I use Axis arrows (small diameter, hidden inserts) - have been ever since they came out. They are fantastic, never lose an insert, durable, fly good in the wind, great penetration.

The bow is a 30-40# DW, 26" DL. The Easton Axis Jr. arrows are stated for bows no more than 40#. She will start out in the low 30's so the arrows should work. Thy do not list the GPI or spine for these shafts, not sure why. But, they do not come up in the Easton arrow selector.

These arrows seem like a good fit. Any thoughts? Any other suggestions for a middle of the road, light weight arrow?
TIA.


----------



## ABQ_Chica (Oct 29, 2009)

elkMania said:


> Bit the bullet: Bought a Hoyt Kobalt for my wife for Valentine's Day! :archery:
> It's a surprise, which is not the best way to buy a bow. But, if she gets into it like I am she can pick out her next bow!


That's so sweet! It might be a surprise bow, but you did your research and know what she's capable of--that's a great start. And it's sweet of you to think ahead to her next bow! 
Keep us updated on how the surprise Valentines Day goes, and have her sign up here on AT, too, if she likes to be online.

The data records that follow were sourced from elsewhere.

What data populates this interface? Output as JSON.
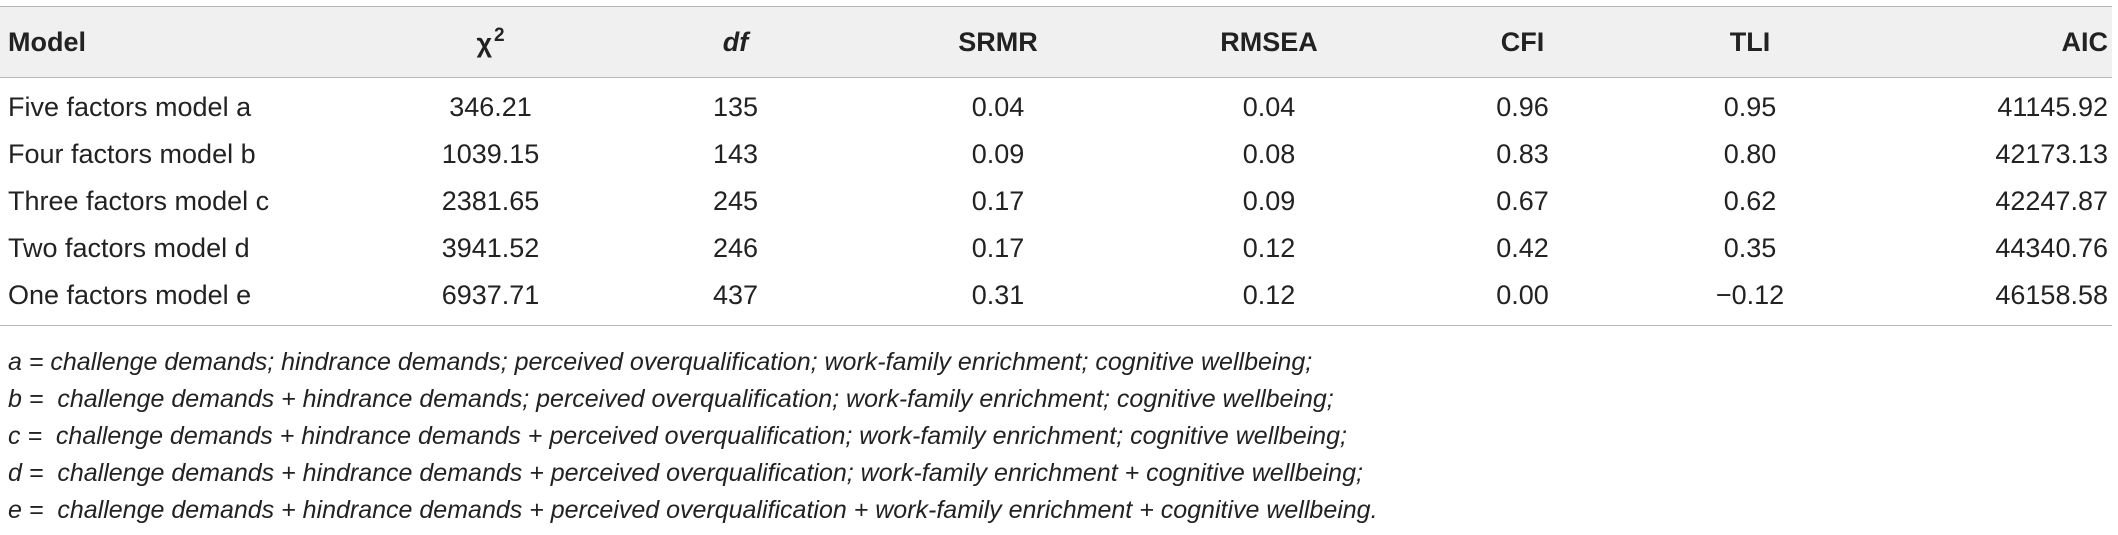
{
  "table": {
    "headers": {
      "model": "Model",
      "chi_symbol": "χ",
      "chi_exponent": "2",
      "df": "df",
      "srmr": "SRMR",
      "rmsea": "RMSEA",
      "cfi": "CFI",
      "tli": "TLI",
      "aic": "AIC"
    },
    "rows": [
      {
        "model": "Five factors model a",
        "chi": "346.21",
        "df": "135",
        "srmr": "0.04",
        "rmsea": "0.04",
        "cfi": "0.96",
        "tli": "0.95",
        "aic": "41145.92"
      },
      {
        "model": "Four factors model b",
        "chi": "1039.15",
        "df": "143",
        "srmr": "0.09",
        "rmsea": "0.08",
        "cfi": "0.83",
        "tli": "0.80",
        "aic": "42173.13"
      },
      {
        "model": "Three factors model c",
        "chi": "2381.65",
        "df": "245",
        "srmr": "0.17",
        "rmsea": "0.09",
        "cfi": "0.67",
        "tli": "0.62",
        "aic": "42247.87"
      },
      {
        "model": "Two factors model d",
        "chi": "3941.52",
        "df": "246",
        "srmr": "0.17",
        "rmsea": "0.12",
        "cfi": "0.42",
        "tli": "0.35",
        "aic": "44340.76"
      },
      {
        "model": "One factors model e",
        "chi": "6937.71",
        "df": "437",
        "srmr": "0.31",
        "rmsea": "0.12",
        "cfi": "0.00",
        "tli": "−0.12",
        "aic": "46158.58"
      }
    ]
  },
  "notes": [
    "a = challenge demands; hindrance demands; perceived overqualification; work-family enrichment; cognitive wellbeing;",
    "b =  challenge demands + hindrance demands; perceived overqualification; work-family enrichment; cognitive wellbeing;",
    "c =  challenge demands + hindrance demands + perceived overqualification; work-family enrichment; cognitive wellbeing;",
    "d =  challenge demands + hindrance demands + perceived overqualification; work-family enrichment + cognitive wellbeing;",
    "e =  challenge demands + hindrance demands + perceived overqualification + work-family enrichment + cognitive wellbeing."
  ]
}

As for arrows, I only have experience with Gold Tips, and used Lightnings when I first started out. They were great, but are only rated up to ~35#, so the Axis Jrs. might be better.


----------



## csvfd246 (Jan 29, 2011)

The 30-40 lbs is a great start. I broke my arm and haven't built back up the strength yet so I know what it's like to have a hard time pulling back that amount. I finally got worked up to 40 lbs but had to drop it when I has target practicing because of the repeated pull. I think her best bet is something low and then if she works up to more than 40 lbs look into a new one but I'm pretty sure the 30-40 lbs will last her a while.


----------